While at a family dinner the other night, after the children had excused themselves for this reason or that, my brother mentioned a major concern of his regarding his children. Apparently he has a very hard time motivating them to play outside. They would much prefer to remain inside, downstairs, in front of the TV in the dark, playing video games. This is not a new phenomenon. Kids have been lazy since the dawn of time.
We were merely marveling at he lack of imagination the general population of kids have.
When I grew up you wouldn’t catch me inside during the summer, except to maybe sneak a popsicle. There was one summer when I vowed to my parents I would not sleep in my bed until school started again. One rainy night put an end to that, but still, if the sun was up we were gone. We rode bikes, built forts, rode bikes, started clubs, rode bikes, went swimming, rode bikes, played neighborhood games, rode bikes, explored old barns, which there were plenty of. The main problem with us is that our parents never knew where we were, which was the point of this conversation, turned tirade, turned stroll down memory lane.

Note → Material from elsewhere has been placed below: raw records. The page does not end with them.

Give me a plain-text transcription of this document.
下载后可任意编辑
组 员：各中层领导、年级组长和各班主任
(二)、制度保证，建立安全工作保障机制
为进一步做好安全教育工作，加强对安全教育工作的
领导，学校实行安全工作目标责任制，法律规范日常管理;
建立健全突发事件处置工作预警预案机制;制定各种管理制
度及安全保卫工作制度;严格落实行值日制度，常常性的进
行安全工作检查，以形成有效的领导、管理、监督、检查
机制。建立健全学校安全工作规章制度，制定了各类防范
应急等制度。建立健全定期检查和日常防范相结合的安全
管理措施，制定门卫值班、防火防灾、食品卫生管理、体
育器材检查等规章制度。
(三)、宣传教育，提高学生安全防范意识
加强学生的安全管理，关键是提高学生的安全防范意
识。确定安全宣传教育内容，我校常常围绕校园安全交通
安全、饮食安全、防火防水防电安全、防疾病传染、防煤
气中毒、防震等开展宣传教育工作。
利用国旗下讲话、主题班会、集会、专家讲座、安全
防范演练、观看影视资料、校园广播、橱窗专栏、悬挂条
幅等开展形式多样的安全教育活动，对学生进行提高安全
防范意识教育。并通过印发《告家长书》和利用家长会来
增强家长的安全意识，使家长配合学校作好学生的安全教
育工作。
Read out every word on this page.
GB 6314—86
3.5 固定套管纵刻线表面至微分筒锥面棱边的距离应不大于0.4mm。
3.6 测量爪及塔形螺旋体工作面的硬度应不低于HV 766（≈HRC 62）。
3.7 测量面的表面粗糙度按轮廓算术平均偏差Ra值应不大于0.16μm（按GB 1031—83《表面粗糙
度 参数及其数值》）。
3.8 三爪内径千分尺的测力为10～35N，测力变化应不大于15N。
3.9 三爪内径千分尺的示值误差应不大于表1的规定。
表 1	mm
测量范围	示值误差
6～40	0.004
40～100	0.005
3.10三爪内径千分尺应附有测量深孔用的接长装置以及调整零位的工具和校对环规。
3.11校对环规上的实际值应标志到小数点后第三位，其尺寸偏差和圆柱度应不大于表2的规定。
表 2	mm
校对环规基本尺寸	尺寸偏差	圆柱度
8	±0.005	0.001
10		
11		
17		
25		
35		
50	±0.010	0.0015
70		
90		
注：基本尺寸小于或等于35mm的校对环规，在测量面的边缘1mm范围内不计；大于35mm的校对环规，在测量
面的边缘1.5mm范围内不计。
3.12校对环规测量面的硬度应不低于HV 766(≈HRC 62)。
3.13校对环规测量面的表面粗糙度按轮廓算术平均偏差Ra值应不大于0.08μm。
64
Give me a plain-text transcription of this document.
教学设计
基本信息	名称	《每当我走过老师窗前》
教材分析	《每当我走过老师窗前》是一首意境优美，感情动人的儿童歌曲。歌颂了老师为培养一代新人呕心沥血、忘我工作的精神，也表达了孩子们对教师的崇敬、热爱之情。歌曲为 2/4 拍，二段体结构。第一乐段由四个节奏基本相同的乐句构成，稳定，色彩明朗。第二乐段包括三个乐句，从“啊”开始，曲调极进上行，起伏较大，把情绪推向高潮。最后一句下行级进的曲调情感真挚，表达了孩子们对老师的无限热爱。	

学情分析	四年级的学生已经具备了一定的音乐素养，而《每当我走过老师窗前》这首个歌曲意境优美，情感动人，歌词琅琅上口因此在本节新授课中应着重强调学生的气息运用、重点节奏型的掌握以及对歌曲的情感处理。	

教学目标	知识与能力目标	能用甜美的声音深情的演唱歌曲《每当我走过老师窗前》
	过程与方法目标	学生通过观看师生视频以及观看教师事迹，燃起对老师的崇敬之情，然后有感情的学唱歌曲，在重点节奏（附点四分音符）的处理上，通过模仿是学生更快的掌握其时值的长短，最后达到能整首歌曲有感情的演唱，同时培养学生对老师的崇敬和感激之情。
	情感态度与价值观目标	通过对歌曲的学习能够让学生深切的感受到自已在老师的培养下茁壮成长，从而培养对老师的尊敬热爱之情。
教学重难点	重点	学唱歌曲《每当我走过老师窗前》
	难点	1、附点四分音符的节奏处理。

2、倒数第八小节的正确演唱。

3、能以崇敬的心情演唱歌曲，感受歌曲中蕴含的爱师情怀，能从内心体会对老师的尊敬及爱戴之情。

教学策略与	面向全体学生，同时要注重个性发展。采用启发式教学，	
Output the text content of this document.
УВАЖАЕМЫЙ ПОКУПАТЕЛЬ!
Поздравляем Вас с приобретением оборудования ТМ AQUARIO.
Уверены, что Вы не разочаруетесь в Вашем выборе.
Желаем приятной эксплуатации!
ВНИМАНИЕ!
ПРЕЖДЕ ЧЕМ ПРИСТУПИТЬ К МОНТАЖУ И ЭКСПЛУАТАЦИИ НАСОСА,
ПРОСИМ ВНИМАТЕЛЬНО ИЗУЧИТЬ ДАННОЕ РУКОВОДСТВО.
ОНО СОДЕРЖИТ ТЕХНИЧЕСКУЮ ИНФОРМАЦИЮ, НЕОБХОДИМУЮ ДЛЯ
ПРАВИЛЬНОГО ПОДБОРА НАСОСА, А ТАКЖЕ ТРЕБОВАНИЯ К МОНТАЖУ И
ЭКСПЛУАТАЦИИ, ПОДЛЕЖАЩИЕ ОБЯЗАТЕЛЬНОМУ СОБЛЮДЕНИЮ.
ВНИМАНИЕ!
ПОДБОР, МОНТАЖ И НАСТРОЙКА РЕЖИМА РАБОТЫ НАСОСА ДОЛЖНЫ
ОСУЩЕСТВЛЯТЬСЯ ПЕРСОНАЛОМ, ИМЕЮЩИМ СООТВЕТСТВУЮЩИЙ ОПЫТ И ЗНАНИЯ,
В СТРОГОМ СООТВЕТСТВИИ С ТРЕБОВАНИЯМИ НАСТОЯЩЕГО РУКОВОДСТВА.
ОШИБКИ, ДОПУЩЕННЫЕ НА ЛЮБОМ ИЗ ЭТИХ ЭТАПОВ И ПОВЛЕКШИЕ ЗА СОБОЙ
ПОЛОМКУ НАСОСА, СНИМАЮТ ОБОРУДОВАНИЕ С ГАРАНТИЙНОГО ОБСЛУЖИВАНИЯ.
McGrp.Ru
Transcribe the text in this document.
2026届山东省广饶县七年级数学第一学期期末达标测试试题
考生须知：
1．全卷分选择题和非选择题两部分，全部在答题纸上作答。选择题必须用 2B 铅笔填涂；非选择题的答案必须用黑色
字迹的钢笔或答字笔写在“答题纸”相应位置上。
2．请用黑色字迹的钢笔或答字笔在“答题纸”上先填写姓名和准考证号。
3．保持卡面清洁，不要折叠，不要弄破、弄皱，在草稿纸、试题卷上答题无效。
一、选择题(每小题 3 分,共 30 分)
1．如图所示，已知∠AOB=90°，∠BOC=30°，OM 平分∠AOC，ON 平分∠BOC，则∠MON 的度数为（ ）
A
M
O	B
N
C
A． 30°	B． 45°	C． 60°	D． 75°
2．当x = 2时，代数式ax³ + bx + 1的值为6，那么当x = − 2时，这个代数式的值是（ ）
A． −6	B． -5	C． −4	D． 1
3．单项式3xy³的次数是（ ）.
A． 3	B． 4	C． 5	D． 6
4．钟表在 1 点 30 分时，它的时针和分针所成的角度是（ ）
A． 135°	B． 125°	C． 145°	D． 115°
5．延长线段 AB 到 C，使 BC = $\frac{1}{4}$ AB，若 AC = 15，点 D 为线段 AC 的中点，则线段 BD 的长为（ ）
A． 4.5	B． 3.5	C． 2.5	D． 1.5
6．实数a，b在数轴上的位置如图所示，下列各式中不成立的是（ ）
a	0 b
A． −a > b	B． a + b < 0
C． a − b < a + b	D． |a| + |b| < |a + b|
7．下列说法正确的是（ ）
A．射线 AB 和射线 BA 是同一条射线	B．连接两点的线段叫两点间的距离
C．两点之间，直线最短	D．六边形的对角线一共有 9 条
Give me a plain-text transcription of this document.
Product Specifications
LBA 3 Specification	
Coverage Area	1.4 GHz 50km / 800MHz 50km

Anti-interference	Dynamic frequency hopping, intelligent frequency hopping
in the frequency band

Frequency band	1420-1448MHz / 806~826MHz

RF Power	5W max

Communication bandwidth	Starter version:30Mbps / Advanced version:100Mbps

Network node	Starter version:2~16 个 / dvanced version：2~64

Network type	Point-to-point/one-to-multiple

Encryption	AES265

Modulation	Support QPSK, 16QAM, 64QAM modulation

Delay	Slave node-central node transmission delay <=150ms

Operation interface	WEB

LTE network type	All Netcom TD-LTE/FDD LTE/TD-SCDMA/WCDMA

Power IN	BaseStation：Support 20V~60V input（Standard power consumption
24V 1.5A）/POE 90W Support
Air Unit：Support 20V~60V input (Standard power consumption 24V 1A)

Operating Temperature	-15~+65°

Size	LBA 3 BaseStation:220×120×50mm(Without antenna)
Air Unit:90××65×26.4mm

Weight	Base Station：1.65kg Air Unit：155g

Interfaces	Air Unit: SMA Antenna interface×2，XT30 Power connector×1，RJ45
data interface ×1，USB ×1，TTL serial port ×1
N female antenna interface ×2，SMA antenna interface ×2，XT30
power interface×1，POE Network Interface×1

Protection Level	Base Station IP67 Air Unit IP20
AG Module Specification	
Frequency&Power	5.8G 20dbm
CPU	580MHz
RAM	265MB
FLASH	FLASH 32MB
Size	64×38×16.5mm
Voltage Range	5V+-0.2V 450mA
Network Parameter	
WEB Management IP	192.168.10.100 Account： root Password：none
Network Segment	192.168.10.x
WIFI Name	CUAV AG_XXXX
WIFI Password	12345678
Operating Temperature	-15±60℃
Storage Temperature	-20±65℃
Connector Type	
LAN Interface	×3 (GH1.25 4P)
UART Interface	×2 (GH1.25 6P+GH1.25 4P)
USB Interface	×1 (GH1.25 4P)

Our main occupation was fort building. We’d build a fort; spend weeks on it, and when it was finally done with a custom flag of it’s own, strung up a makeshift flagpole, we’d move on and build another. They needed custom flags because every fort represented a new club. I think we did that so that we could feel cool. What’s better than belonging to a dozen very exclusive clubs? The customized flag was important. It let you know you were doing more than just playing; you were organizing. The emblems on the flags themselves were often bolts of lightningKids building forts or stars or anything else having to do with our favorite super-hero at the time, and were usually old dishrags colored with markers. And the flagpoles were typically a broomstick with the broom unscrewed from the end (our moms loved that). The great thing about a fort is that you can build one anywhere: bushes, ditches, barns, pits in the ground, the middle of a field, basically any place angry old men told you never to come back to.
We all had a good laugh and were willing to end the evening on an obligatory “kids these days!”